Beth Snow first got a credit card aged 19 because she wanted to boost her credit score.

She was offered a generous balance, but after she ‘recklessly’ spent on clothes, food and holidays, she racked up almost £18,000 in debt, and was soon unable to meet the minimum repayments.

‘I knew when I was spending the money that it was a problem, but I spent it anyway as I wanted to live my best life in my early twenties,’ Beth, now 27, tells Metro.co.uk.

She largely kept it a secret, but when she moved out of home and looked to buy a house with her partner, she knew she had to come clean.

‘It’s only when I moved out and started renting a house with my partner that I knew it had to go. We wanted to start saving for a house and so telling him about the debt and making a plan of action to pay it off was the best thing I could do.’

Almost half (48%) of 18 to 24-year-olds are currently in debt in the UK, a figure that rises to 65% for the 25 to 34 cohort. Amongst these age groups, research from Tesco Bank shows that credit cards are the main form of borrowing.

Younger generations are also more likely to owe family members money (16%), persistently be in their overdraft (14%) and have used Buy Now Pay Later schemes (12%).

Beth Snow racked up almost £18,000 in debt (Picture: Supplied)

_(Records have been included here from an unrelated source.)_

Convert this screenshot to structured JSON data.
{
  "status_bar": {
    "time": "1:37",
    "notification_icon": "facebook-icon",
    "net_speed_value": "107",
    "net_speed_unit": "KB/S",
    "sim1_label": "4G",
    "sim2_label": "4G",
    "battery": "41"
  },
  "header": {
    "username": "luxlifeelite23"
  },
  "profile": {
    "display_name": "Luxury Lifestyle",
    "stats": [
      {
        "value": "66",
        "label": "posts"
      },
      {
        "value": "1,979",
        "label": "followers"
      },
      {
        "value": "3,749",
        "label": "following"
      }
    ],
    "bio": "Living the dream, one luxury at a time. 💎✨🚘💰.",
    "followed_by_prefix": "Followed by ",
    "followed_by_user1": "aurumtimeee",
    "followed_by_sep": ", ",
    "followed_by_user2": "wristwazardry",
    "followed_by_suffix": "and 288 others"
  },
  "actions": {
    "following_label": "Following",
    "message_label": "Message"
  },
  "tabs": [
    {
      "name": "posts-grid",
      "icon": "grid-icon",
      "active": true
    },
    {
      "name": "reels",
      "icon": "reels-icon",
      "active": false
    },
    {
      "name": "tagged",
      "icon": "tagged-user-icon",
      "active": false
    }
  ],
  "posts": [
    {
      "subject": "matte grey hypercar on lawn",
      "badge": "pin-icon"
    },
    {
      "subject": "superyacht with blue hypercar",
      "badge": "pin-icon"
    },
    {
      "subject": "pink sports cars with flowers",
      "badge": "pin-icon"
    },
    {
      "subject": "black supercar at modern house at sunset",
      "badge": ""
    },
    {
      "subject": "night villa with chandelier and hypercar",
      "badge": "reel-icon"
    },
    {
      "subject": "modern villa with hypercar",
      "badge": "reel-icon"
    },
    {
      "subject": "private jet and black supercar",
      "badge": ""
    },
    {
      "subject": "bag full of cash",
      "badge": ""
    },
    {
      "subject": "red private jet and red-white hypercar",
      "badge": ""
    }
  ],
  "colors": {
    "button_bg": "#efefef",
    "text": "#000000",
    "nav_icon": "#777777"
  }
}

Beth managed to get rid of her debt in just 18 months. She says: ‘I cut down on most expenses I felt I could live without, like beauty treatments and going out, and I worked hard to build multiple streams of income so I had enough disposable income to pay it off as soon as possible.’

Now, Beth has taken to TikTok, to share her experiences. She is one of a growing community of TikTokers using the app to dismantle the stigma surrounding debt. The hashtag #debt has accumulated over 162K posts, and, as the cost of living crisis deepens, users are getting candid about what they owe.

‘Carrying debt can feel very shameful and lonely at times,’ she says. ‘A problem shared is a problem halved, and talking openly with loved ones and sharing my story online really helped me to shift some of that burden.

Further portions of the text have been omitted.